I just heard that Amazon et al don't like the cover of the new book - the one with the drugs in the open hand. A real pity about that coz I really like pissing about with the art-work side of things, so much so that the writing side of it can be a bit of an excuse at times.

As I may have pointed out, I'm down in Brighton on the UK's south coast sitting in the Wetherspoons in the high street, so hopefully I'll get a little writing done. I came down on the London - Brighton cycle ride and stayed coz its sunny and cheap.. Really scuzzy guest house but only 24 squids per night!
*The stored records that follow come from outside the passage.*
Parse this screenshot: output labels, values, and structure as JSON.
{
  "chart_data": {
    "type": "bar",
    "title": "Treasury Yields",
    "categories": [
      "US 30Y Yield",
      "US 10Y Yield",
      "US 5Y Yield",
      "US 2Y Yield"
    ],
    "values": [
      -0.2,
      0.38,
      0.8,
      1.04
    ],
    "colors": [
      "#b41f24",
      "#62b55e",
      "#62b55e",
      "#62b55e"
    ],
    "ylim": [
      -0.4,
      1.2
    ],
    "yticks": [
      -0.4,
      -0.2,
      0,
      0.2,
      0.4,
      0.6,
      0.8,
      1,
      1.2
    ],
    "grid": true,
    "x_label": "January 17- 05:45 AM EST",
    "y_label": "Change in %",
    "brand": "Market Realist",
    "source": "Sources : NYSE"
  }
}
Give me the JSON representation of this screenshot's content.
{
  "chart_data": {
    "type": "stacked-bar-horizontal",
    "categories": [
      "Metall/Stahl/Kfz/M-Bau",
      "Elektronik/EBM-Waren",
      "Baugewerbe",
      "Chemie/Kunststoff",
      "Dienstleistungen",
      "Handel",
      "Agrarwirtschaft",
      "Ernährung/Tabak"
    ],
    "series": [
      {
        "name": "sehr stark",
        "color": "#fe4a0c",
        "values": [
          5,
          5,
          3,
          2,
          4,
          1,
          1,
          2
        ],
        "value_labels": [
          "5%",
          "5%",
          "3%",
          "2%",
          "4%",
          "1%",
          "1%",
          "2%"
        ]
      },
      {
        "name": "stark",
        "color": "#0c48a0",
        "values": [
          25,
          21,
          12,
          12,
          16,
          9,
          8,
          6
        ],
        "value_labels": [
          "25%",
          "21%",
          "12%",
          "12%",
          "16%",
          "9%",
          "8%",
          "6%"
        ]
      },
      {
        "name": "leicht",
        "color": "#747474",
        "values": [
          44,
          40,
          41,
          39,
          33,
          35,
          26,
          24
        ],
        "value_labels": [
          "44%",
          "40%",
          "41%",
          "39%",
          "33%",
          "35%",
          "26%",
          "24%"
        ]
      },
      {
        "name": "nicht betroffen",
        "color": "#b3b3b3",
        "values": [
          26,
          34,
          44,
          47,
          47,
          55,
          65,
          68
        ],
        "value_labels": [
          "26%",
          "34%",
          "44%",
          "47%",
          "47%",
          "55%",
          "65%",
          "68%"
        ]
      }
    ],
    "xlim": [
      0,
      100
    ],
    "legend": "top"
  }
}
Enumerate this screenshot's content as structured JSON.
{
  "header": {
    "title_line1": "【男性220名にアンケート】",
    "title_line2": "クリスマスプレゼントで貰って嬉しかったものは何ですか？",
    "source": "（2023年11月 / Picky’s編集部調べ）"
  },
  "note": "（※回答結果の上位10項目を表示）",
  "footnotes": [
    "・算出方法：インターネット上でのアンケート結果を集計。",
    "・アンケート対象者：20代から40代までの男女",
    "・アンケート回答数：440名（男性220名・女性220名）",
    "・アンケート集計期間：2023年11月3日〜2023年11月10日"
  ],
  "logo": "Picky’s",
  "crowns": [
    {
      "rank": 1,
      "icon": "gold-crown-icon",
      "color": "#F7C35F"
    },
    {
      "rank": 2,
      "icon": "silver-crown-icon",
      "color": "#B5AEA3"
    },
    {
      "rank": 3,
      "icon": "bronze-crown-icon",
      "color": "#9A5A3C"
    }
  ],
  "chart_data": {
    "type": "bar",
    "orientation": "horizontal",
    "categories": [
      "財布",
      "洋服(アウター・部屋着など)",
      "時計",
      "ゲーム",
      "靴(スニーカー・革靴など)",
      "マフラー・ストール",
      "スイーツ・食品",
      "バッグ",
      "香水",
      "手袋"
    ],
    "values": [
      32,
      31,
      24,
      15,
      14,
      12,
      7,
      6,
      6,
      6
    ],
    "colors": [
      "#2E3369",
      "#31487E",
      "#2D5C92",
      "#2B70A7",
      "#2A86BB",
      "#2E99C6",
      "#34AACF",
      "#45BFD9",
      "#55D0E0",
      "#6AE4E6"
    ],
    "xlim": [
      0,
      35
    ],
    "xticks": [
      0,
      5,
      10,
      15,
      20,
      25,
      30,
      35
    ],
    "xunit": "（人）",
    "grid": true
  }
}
The main problem is that although I can add comments to the blog I can't produce a full-blown blog entry since Google updated the way Blogger works with this computer. I'm knocking back pints of 'Old Thumper' and the other problem is how much longer they'll let me continue before the insist on trying to save me from myself!

Anonymous said...

Back when we were discussing the new book cover, I didn't really think about what the Morality Guardians would think of the cover, but now that you mention it, I'm not really surprised. It's pretty weird to think that a book cover is going to cause people to use drugs, or that it should be taken as approving or advocating drugs. Because like they say, you can't even judge a book by its cover anyway. Yes, drugs are a problem. No, cracking down on book covers is not an intelligent rsponse to that problem. Fifty years from now they'll be writing books about the Great Drug Panic, trying to figure how how America made such a continent wide ass of itself.